OBJECTIVE: Longer time to progression (TTP) is associated with prolonged post-progression survival (PPS) in anaplastic lymphoma kinase+non-small cell lung cancer (NSCLC). This study evaluated whether TTP is associated with PPS among previously treated patients with metastatic v-Raf murine sarcoma viral oncogene homolog B V600E NSCLC receiving dabrafenib as monotherapy or in combination with trametinib. DESIGN: Secondary analysis of phase II clinical trial data. SETTING: Patients who experienced disease progression treated with dabrafenib monotherapy or in combination with trametinib as second line or later in an open-label, non-randomised, phase II study. PRIMARY OUTCOME MEASURES: The primary outcome was the TTP–PPS association. PPS was assessed with Kaplan-Meier analysis among patients with shorter versus longer TTP (< or ≥6 months). The TTP–PPS association was quantified in the Cox models adjusting for clinical covariates. RESULTS: Of the 84 included patients who progressed on dabrafenib monotherapy (n=57) or combination therapy (n=27), 60 (71%) died during post-progression follow-up.

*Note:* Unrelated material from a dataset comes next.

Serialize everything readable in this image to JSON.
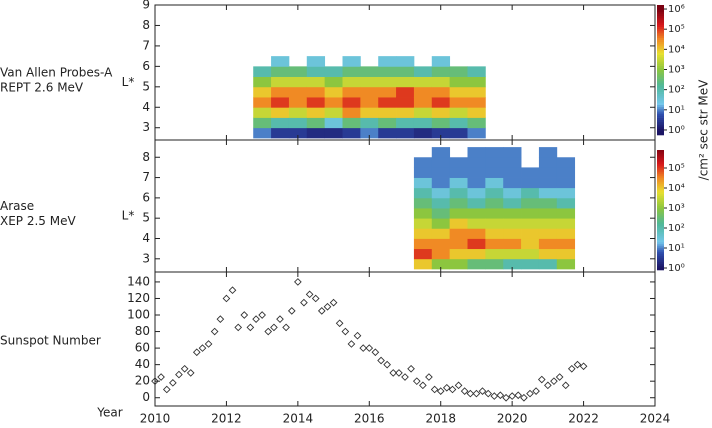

Patients with TTP ≥6 months experienced significantly longer PPS compared with those with TTP <6 months (median PPS: 9.5 vs 2.7 months, log-rank p<0.001). Each 3 months of longer TTP was associated with a 32% lower hazard of death following progression (HR 0.68, 95% CI 0.52 to 0.88) in the multivariable Cox model. Similar associations were seen in each treatment arm. CONCLUSION: A longer TTP duration after treatment with dabrafenib monotherapy or combination therapy was associated with significantly longer PPS duration. TRIAL REGISTRATION NUMBER: NCT01336634; Post-results.